This book was published in 1985. It contained 53 works by as many writers. There were 47 short stories and 6 poems.
The editor said his basis for selection was stories that gave his jaded spine a chill. He tried to focus on the psychology of terror, the "cosmic fear of the unknown," rather than the gory and repugnant; on stories with an "icy insight into human nature," rather than blood. He avoided any tale that had been anthologized too often.
The pieces ranged from the 1770s to the 1980s, covering virtually every decade. Two-thirds of the works were from the 20th century. More than half of the writers were from the United States, with the rest from Great Britain, Ireland, Russia, France and Germany. The earliest writers included both those well known (Goethe, Mary Shelley, Hawthorne, Poe, Tennyson, Turgenev, Whitman), and lesser known (Bürger, Tieck, Courtois, Hearn).
From the 20th and late 19th centuries, there were contributions by prominent writers who wrote often on terror or the macabre (LeFanu, Bierce, Stoker, Maupassant, Stevenson, Saki, Crane, London, Lovecraft, Bloch, Sturgeon, Highsmith, Matheson) and prominent ones who didn't (Andreyev, Runyon, Tolkien, Ogden Nash, I. B. Singer, Tennessee Williams, Dylan Thomas, Asimov); most of the tales from the latter were hardly spine-chilling. Lesser-known writers for this period included W. C. Morrow, Ralph Adams Cram, Abraham Merritt, H. F. Arnold, John Dickson Carr, Jack Snow, Stanley Ellin, Ray Russell and Parke Godwin from the United States, A. M. Burrage and Robert Aickman from England, and Anatole Le Braz and Maurice Level from France.
There were also a number of younger authors, many of whose works have appeared in various collections of horror or fantasy tales (Edward Hoch, Lucie Chin, Craig Gardner, Tanith Lee and Orson Card).
The editor's choices were eclectic. A tenth of the book's pages was given to one story, Sheridan LeFanu's "Carmilla" (1872), the most important vampire tale in English before Dracula. What many critics consider to be a deleted early chapter from Dracula, "Dracula's Guest," was also included. There were works that read like folk legends, Gothic tales, classic horror stories, works closer to the fantasy and detective genres, and pieces drawn from Weird Tales magazine.

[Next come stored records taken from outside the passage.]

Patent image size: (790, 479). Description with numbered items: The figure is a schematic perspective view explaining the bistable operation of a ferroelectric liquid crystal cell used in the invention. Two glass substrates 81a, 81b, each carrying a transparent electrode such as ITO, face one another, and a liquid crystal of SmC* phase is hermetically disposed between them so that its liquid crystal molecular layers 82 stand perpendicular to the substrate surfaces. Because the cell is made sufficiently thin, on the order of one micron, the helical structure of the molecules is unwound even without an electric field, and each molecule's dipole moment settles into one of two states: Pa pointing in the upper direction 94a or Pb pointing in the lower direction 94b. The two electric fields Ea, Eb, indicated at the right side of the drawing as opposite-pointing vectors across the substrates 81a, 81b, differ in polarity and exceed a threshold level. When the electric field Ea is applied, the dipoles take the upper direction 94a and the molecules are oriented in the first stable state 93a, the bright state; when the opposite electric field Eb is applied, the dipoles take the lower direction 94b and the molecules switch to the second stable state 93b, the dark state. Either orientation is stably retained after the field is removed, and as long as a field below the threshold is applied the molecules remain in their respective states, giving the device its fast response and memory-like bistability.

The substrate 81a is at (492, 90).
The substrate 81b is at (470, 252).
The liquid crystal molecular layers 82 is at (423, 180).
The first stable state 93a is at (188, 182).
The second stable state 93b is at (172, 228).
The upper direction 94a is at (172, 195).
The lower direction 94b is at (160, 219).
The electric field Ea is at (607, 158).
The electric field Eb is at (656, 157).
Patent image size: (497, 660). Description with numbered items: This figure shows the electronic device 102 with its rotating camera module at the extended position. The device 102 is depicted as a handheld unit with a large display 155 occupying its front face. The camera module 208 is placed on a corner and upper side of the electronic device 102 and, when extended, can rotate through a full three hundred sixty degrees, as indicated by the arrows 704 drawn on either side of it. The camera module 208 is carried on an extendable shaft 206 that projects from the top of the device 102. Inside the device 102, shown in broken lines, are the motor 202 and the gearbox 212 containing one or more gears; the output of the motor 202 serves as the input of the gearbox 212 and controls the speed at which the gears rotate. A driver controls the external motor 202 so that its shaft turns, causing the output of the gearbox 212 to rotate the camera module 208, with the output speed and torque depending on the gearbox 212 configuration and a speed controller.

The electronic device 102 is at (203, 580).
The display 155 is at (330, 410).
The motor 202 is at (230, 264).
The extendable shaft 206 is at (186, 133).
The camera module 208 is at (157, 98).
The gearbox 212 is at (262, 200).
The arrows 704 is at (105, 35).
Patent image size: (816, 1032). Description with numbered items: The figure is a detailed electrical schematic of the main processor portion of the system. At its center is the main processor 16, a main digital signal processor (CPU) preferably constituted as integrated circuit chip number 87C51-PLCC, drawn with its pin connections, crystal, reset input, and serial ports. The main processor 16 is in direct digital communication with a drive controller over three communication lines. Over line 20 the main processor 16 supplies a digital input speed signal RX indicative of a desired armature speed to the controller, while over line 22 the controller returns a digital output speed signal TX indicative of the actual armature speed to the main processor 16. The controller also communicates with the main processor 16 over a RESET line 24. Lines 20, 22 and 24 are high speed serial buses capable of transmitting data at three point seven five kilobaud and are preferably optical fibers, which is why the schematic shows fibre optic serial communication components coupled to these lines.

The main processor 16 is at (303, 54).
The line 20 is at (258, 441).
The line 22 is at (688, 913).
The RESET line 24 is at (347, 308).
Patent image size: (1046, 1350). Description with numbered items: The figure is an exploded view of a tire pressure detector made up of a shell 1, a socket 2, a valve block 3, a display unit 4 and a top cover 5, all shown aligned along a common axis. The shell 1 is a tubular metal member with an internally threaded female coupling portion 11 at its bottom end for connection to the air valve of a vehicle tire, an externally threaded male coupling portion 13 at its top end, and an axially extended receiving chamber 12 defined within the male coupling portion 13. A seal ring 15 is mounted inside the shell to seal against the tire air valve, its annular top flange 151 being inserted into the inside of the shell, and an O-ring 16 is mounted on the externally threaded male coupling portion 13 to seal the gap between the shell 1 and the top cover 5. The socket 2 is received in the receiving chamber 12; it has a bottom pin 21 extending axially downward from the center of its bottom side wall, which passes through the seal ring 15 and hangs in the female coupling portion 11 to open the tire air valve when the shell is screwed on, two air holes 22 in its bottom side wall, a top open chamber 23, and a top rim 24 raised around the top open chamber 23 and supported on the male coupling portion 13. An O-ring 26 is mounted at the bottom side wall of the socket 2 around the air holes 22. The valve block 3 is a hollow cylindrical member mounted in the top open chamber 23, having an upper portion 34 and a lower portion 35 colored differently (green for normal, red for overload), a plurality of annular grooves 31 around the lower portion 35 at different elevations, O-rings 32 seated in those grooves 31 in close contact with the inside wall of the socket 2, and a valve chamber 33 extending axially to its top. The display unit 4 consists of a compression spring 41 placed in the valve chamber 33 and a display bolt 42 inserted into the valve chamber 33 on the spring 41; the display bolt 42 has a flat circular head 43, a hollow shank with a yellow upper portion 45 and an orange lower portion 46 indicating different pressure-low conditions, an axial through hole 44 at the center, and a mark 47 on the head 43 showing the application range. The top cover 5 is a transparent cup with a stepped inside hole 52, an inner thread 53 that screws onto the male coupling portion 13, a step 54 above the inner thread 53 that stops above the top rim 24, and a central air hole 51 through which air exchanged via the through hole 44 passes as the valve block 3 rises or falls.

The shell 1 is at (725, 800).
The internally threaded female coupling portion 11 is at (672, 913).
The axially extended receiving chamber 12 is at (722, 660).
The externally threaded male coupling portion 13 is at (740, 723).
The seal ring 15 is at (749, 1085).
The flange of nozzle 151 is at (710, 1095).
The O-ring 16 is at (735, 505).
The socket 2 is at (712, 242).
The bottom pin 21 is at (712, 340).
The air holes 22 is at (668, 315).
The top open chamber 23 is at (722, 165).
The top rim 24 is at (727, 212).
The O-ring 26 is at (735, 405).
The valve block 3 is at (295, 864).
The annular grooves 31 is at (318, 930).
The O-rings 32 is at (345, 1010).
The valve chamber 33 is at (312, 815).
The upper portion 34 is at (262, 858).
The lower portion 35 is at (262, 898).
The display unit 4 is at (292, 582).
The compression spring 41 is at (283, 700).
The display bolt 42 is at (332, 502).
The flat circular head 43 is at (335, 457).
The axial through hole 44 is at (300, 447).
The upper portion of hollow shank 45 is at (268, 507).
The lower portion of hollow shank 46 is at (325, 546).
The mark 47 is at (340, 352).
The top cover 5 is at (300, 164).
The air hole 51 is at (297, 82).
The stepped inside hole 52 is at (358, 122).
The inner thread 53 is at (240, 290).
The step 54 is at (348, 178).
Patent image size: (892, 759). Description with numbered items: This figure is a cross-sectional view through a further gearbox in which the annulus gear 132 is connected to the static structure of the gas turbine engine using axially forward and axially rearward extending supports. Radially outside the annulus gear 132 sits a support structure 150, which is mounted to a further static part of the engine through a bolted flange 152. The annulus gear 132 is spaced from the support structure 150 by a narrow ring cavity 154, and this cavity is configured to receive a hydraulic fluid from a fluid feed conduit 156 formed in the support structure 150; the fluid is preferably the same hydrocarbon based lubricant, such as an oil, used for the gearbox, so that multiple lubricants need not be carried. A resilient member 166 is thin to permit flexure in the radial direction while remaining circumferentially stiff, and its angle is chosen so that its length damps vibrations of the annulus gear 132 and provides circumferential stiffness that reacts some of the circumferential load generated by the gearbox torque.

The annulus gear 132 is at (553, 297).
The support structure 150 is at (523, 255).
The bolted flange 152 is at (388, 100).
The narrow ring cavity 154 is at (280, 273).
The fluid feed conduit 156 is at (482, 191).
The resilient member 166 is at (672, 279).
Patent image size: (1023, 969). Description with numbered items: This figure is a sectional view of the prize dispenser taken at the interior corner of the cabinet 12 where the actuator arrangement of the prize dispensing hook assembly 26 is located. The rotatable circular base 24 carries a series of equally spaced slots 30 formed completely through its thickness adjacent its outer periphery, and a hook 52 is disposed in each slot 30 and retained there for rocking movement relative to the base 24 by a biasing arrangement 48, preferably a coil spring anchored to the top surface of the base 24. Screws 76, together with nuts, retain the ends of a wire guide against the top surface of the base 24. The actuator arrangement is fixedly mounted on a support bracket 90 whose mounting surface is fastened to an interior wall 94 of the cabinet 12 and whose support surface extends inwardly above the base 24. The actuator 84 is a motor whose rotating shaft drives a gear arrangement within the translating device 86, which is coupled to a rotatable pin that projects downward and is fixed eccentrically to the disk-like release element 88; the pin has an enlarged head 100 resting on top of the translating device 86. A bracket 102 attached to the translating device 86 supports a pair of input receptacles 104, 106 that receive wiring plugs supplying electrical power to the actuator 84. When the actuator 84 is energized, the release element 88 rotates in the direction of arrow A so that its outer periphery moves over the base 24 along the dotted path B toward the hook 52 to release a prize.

Enjoyed most were the story by LeFanu, which described one girl's infatuation for another, ended in a haunting way, and was interesting also for what it suggested about gender, class and an Anglophile's view of Central Europe. Highsmith's story, which depicted coldly the ironic fate of an arrogant man. London's, written from the point of view of an evil man. And Burrage's, which showed well the psychology of a man with a nervous imagination.
Other memorable pieces included Orson Card's story about a manipulative man's nightmare. Parke Godwin's tale, which took place in several eras at once, showing people's gradual loss of individuality and responsibility, which would end in a holocaust. The open-ended story by Robert Aickman, which combined realistic surface description with utter ambiguity about what the main character was really experiencing. And Tanith Lee's dark version of the Cinderella tale.
For writers like Bierce, Maupassant and Bloch, one wondered whether better works by them could've been included. Least interesting of all the stories by far were the contemporary fantasy/SF writers, some "comic" interludes and a dated detective story. For this reader, these were less than masterpieces.
Two of the best things about the anthology were the editor's sense of history and his inclusion of writers from other languages besides English. Other suitable candidates for selection could've included Pushkin, Gogol, Garshin, Kuprin, Bryusov, Grin, Merimée, Gautier, Hoffmann, Strobl, Kafka, Heym and Lind. For writers in English, Irving, Twain, Paul Bowles, Fritz Leiber, Shirley Jackson, Bill Pronzini, John Collier, Gerald Kersh, William Sansom, E. C. Tubb and Angela Carter. The editor must've avoided M. R. James, W. W. Jacobs and Lord Dunsany because their stories have so often been anthologized elsewhere.